Hierin is ook vooral de koppeling te zien tussen Ten Hag en andere internationale (top) trainers. De tijd van buitenspelers met krijt aan de schoenen die acties moeten maken en vooral veel voorzetten moeten geven is voorbij. De meeste trainers proberen juist het centrum en de bijbehorende halfspaces te benutten en kiezen ervoor om de breedte van het veld maar door één speler te laten bewaken. Verdedigend wordt eigenlijk overal gekozen om het centrum af te dekken en de tegenstander naar buiten toe te dwingen.

Daarnaast zijn de omschakelmomenten steeds belangrijker geworden. Wanneer een team aan het aanvallen is, is het dus belangrijk dat er een aantal spelers achter de bal blijft (de restverdediging) die het centrum afdekken. En op het moment van balverovering moet een elftal in staat zijn om meteen een tegenaanval op te zetten. Tijdens dit soort omschakelingen komen weer die halfspaces ter sprake, omdat de meeste counters namelijk binnen deze ruimte (halfspace-centrum-halfspace) geplaatst worden.

Invloed Guardiola op Ten Hag
De invloed van Pep Guardiola op Ten Hag (de twee werkten samen bij Bayern München) is hierin ook goed terug te zien. De Spaanse succestrainer is één van de trainers die begon met het beheersen van de halfspaces en zoveel mogelijk spelers in het centrum te zetten om op die manier wedstrijden te controleren. Aan de ene kant in balbezit, om zoveel mogelijk door het centrum op te bouwen. En anderzijds in de omschakelingen om meteen druk op de bal te krijgen na balverlies. Iets wat bijvoorbeeld zowel Ten Hag als Guardiola doet is het naar binnen laten komen van de backs, om daarmee een extra speler in het centrum te creëren.

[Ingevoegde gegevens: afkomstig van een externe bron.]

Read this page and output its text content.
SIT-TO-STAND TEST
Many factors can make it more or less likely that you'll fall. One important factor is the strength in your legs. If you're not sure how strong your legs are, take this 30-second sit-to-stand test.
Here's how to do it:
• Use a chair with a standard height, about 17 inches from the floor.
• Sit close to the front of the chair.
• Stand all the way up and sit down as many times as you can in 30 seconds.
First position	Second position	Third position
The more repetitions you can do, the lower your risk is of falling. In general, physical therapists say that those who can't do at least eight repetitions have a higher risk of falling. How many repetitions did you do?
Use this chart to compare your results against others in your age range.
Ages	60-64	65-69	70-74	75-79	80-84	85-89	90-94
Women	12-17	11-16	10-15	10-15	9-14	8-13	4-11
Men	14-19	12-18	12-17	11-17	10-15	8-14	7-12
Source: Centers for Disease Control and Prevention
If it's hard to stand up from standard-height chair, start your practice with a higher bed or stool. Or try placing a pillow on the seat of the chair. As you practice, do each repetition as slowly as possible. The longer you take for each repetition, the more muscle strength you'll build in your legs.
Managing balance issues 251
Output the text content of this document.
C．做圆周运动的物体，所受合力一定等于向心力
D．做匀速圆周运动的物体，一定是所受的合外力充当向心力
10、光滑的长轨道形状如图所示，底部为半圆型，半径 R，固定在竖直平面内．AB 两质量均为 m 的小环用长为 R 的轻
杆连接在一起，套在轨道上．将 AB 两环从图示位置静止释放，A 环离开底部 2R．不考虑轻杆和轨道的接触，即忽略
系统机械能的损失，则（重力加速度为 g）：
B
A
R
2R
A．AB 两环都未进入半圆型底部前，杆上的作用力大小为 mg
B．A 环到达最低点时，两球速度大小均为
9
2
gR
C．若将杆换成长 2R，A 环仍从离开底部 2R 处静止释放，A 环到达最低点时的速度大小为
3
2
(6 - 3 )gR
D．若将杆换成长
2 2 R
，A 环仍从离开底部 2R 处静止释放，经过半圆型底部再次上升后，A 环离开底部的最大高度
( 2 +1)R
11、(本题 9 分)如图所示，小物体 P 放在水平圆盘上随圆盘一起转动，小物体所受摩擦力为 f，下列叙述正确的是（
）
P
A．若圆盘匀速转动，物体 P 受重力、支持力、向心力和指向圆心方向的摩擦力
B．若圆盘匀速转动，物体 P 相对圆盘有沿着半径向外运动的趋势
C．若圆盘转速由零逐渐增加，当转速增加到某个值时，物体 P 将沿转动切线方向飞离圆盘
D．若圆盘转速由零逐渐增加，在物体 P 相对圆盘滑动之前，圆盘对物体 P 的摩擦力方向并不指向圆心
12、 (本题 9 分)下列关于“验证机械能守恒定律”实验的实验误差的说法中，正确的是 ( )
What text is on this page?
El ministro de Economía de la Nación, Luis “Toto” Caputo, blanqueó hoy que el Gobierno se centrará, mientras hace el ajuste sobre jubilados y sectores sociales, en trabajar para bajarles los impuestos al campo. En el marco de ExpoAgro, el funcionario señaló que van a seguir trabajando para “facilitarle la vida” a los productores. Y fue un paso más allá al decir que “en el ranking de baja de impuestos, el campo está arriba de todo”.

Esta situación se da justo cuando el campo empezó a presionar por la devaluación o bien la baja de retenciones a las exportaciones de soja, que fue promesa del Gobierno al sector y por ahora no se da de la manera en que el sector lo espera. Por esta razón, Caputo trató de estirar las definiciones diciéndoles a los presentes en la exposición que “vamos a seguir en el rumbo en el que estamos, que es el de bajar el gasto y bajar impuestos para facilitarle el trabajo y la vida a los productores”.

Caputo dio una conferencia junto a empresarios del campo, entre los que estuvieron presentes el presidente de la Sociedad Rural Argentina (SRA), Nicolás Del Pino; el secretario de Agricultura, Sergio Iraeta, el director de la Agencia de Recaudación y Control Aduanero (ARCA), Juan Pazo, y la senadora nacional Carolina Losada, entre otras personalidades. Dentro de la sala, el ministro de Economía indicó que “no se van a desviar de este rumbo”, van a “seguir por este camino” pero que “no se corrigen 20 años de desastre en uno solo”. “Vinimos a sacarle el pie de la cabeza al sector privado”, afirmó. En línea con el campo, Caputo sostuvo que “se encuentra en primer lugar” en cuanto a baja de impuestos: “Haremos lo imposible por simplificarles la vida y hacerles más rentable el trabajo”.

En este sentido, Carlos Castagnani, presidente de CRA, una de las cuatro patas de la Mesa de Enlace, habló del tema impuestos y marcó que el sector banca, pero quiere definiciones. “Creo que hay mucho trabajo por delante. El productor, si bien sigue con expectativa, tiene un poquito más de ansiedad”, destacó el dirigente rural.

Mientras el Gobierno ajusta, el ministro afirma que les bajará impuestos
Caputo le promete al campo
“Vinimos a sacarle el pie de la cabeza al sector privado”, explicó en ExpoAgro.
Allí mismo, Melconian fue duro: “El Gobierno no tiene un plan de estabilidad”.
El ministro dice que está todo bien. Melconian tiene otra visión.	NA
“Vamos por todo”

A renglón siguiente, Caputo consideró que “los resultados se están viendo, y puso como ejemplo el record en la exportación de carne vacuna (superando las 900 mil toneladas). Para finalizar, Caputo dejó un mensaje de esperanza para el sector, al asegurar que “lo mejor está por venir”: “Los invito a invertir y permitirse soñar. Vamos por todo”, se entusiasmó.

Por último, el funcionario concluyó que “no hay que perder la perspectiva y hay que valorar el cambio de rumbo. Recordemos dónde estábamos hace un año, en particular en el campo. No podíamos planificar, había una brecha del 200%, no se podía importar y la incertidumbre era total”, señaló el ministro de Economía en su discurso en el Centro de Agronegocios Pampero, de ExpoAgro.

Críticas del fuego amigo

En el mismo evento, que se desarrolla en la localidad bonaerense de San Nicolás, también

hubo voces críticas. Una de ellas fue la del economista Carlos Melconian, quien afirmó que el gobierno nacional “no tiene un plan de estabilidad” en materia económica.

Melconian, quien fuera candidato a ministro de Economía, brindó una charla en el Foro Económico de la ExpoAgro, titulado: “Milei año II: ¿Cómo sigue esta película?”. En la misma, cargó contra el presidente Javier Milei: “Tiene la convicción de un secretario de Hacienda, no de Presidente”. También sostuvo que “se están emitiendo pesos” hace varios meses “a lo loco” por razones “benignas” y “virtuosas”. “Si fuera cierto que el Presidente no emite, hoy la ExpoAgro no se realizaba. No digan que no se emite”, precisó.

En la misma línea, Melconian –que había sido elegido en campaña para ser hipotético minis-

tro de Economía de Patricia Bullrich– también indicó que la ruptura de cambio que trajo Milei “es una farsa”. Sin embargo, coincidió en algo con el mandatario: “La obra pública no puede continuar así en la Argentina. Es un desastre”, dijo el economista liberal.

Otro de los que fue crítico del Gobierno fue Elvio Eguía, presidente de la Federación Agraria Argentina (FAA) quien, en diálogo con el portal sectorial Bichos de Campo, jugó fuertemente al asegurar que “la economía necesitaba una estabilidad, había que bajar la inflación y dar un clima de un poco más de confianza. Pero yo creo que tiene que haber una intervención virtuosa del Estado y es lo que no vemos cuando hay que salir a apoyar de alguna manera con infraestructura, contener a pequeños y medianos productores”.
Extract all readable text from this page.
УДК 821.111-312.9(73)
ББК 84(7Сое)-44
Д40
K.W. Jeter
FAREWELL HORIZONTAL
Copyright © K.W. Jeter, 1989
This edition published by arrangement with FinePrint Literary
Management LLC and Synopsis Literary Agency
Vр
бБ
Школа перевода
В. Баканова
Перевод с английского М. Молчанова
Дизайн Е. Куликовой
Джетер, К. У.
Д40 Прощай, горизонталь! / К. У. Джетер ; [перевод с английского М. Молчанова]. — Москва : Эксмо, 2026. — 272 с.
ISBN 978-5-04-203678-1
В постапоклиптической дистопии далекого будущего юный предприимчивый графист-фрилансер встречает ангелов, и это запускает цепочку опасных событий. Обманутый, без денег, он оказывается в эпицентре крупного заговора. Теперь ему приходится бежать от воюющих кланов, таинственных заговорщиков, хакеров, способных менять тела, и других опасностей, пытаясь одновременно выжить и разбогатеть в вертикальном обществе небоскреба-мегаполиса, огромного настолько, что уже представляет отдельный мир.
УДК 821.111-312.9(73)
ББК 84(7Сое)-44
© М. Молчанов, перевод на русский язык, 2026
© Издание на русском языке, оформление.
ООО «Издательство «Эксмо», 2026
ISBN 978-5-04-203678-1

Het grootste verschil tussen Pep en Ten Hag is dat Guardiola als basisformatie een 2-3-2-3 opstelling hanteert in de opbouw. De invulling van die positie kan op verschillende manieren worden gevormd. De twee achterop zijn meestal twee centrale verdedigers. De drie daarvoor kunnen ofwel uitzakkende middenvelders zijn, ofwel backs die aan de binnenkant spelen. De twee daarvoor zijn meestal twee middenvelders zijn (denk aan Silva en De Bruyne), maar kunnen ook buitenspelers zijn die naar binnen zijn getrokken. De voorste drie bestaan uit de spits en ofwel hoogstaande backs, ofwel buitenspelers die het veld breed houden.

Ten Hag kiest bij Ajax vaker voor een 3-1-5-1 als veldbezetting, wat aan de ene kant een directer spel oplevert, maar ook kwetsbaarder kan zijn in de omschakeling omdat er dikwijls minder spelers achter de bal staan om meteen weer druk te zetten.


(Een voorbeeld van een 2-3-2-3-formatie uit de wedstrijd van FC Barcelona tegen Real Madrid (0-0). 2: Lenglet en Pique, 3: De Jong, Rakitic, Sergi Roberto, 2: Messi en Griezmann, 3: Alba, Suarez, Semedo)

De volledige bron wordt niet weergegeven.